We had an assignment in English to go on Blackboard and respond to one of the quotes our teacher had posted. There were four. I chose "Ignorance is bliss" and the following is what I wrote.

  I suppose it depends on the level of ignorance in question when it comes to agreeing or disagreeing with this quote. If a person (or animal, in the case of Animal Farm) is completely ignorant through and through regarding their situation (such as how the animals had no idea what Napoleon and his cronies were up to) and they believe everything they are told, their ignorance truly will be bliss. The animals believed they were far better off under Napoleon’s rule than they had been under Jones, so they were happy. Boxer and the rest worked their tails off for the bare minimum and were still completely in love with the idea of their new lives.
            However, ignorance far easier to break than the possession of knowledge (unless one is in control of mind-wiping technology). Granger and his companions in Fahrenheit 451 have books in their minds and nothing can extract that knowledge from them. Montag, on the other hand, is floating just a few inches under the water, and it only takes a few thrown pebbles from Clarisse and Faber to break the surface tension and allow him to emerge into the sunlight. After that, he is still ignorant, but he is aware of the fact. This sort of ignorance is the complete opposite of bliss. It’s terribly aggravating and is sure to make a person feel completely helpless.
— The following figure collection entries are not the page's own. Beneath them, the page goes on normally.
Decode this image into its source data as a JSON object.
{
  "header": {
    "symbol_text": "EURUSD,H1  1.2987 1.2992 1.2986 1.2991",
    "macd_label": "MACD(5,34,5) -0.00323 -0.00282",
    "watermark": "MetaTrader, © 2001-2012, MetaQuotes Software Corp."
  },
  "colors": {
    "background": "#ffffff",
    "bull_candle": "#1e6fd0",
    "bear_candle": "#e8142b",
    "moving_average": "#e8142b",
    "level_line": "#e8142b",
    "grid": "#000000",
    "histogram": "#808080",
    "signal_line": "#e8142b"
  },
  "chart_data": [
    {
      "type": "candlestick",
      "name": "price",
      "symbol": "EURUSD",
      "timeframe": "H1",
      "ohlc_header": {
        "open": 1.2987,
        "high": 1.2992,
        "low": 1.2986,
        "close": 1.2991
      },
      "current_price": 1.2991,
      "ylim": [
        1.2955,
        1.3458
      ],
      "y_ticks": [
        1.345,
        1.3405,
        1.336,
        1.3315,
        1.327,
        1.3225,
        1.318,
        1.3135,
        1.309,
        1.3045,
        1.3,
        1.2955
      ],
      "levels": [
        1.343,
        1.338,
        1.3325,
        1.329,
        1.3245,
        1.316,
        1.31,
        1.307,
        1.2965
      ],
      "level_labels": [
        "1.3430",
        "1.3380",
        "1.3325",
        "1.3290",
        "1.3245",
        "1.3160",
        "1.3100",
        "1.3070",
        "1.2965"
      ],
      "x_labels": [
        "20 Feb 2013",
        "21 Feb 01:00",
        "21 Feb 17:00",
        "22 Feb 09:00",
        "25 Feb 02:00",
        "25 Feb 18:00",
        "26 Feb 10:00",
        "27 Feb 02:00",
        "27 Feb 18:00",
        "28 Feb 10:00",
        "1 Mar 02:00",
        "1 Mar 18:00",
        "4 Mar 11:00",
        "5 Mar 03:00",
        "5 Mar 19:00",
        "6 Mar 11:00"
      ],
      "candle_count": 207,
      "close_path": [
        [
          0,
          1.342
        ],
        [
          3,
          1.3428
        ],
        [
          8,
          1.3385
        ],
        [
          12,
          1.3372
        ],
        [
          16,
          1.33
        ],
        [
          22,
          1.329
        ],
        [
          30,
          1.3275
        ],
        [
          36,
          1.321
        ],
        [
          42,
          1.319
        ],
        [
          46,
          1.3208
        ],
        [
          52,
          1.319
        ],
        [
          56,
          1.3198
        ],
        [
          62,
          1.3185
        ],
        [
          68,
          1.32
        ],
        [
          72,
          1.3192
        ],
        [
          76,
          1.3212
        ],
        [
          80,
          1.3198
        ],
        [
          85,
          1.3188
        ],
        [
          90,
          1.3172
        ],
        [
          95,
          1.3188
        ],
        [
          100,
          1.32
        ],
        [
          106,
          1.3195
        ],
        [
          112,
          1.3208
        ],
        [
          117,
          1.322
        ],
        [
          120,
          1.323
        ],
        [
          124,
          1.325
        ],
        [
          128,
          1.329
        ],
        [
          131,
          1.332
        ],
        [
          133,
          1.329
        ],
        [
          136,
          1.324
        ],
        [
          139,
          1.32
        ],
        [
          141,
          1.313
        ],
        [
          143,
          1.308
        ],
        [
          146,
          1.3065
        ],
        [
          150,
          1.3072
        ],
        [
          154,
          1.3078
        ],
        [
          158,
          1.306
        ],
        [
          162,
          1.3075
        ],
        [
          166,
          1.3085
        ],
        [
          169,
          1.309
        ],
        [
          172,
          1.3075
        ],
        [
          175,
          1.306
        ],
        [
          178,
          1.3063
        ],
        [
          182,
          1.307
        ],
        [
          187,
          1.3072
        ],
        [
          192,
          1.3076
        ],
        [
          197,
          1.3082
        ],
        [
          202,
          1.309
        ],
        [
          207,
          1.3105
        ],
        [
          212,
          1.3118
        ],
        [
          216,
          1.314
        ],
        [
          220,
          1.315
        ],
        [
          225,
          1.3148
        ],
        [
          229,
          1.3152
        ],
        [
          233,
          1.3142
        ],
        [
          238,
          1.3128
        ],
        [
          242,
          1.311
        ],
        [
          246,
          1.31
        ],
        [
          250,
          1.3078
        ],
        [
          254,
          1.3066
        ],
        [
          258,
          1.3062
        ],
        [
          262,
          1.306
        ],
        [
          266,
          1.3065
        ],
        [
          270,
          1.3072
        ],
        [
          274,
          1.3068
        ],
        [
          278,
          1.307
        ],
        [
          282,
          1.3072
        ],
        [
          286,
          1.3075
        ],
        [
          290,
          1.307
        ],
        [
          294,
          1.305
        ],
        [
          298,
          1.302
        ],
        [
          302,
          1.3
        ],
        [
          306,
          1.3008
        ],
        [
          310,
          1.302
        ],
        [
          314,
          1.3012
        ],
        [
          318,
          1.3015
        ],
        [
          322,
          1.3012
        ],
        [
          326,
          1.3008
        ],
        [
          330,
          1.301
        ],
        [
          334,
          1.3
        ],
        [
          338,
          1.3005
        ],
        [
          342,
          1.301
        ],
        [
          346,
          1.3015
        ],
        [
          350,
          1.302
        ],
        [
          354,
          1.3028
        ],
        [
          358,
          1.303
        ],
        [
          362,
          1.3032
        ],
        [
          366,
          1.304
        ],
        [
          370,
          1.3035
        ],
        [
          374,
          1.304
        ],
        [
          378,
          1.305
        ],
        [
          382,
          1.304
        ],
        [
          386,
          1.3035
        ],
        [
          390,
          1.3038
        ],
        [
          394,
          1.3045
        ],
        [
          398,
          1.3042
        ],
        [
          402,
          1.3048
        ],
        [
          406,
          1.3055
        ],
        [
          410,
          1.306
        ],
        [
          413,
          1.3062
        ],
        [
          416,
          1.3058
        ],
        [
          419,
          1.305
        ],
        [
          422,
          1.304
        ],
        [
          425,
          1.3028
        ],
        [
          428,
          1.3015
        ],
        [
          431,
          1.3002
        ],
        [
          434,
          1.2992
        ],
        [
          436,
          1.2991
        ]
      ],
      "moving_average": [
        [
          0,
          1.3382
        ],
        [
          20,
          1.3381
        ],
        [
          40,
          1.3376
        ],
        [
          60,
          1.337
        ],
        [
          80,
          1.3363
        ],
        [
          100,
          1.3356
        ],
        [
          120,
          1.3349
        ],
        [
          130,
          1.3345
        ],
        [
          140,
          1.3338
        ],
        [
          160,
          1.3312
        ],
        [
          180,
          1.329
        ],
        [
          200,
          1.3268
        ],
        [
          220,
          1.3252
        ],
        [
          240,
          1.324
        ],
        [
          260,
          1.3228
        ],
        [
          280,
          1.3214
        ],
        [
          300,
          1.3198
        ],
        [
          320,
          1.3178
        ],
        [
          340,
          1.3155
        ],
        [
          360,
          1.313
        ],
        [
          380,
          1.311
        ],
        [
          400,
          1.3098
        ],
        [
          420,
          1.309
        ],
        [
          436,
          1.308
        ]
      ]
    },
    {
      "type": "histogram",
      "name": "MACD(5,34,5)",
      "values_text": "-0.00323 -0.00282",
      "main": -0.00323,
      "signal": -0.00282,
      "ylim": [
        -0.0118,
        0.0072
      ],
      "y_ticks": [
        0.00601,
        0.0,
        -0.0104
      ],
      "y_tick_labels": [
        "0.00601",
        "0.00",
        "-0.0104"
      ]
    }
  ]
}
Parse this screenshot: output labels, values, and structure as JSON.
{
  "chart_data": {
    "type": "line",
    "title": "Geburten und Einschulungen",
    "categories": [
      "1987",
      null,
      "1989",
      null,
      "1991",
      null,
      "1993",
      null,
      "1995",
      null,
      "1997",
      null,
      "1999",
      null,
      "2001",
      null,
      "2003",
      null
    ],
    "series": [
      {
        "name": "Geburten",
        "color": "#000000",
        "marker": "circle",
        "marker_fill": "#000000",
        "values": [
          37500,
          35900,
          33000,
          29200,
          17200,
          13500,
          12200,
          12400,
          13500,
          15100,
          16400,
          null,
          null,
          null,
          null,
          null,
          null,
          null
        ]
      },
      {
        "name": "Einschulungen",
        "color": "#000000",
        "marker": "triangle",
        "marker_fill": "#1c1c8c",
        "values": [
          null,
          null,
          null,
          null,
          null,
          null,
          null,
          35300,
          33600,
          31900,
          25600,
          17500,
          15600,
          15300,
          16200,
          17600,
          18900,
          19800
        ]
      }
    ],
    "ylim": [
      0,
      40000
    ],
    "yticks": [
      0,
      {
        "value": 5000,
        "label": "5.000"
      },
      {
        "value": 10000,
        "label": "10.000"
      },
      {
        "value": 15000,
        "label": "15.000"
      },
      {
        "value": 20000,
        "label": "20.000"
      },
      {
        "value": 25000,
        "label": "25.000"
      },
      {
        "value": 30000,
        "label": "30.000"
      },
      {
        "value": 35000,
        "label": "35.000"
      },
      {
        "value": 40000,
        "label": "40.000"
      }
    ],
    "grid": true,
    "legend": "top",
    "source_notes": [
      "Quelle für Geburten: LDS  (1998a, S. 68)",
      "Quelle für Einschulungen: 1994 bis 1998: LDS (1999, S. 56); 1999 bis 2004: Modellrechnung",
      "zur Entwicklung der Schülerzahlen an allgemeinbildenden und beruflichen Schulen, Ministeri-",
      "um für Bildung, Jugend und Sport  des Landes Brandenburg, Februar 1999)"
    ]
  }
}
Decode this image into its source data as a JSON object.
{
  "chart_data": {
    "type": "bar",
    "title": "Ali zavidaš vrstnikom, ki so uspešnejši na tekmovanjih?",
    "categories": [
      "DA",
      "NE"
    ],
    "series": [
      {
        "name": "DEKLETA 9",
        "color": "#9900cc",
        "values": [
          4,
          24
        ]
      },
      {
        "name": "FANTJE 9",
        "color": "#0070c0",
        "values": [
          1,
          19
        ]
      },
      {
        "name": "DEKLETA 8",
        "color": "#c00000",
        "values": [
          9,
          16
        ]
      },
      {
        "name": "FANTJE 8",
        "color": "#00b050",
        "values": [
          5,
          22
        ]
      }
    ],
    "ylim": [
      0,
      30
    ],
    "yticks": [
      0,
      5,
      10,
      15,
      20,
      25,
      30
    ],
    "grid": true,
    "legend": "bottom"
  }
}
He struggles to learn by reading his hidden books, yet remains utterly left in the dark.
            Ignorance is a fragile thing, and even the slightest bit of disturbance can disrupt the total immersion that is essential to maintain the state of bliss. There is a point where the victim begins to fight his or her savior in order to keep drowning, as is the case with Mildred.
            Today, we live in a state of perpetual fluctuating ignorance. We’re doing the breast-stroke: one moment our head is above the water, so we take a breath of air, and then we plunge ourselves back into the icy depths from which we emerged. Exposure to the truth of an issue (such as the brutality of war, the corruption of a person or organization, the obesity epidemic, or our own grotesque spending habits, etc.) only lasts for so long before our minds block it out again and we go back to our old ways with little thought to our brief respite from the conditioning we have undergone our entire lives. Whether this brainwashing of sorts is from our parents, our religion, our general society, or our own psychological refusal to see what is hidden in plain sight, it remains a problem. We are land animals, so let’s go walk around on the beach.

I'll post one of the responses I got later, possibly tomorrow. Then you'll get to see MY response to THAT. We had a bit of an argument. 

So: What do you think of the quote?


  1. Interesting point, but I have to say that, while I really like Animal Farm, I hate Fahrenheit 451.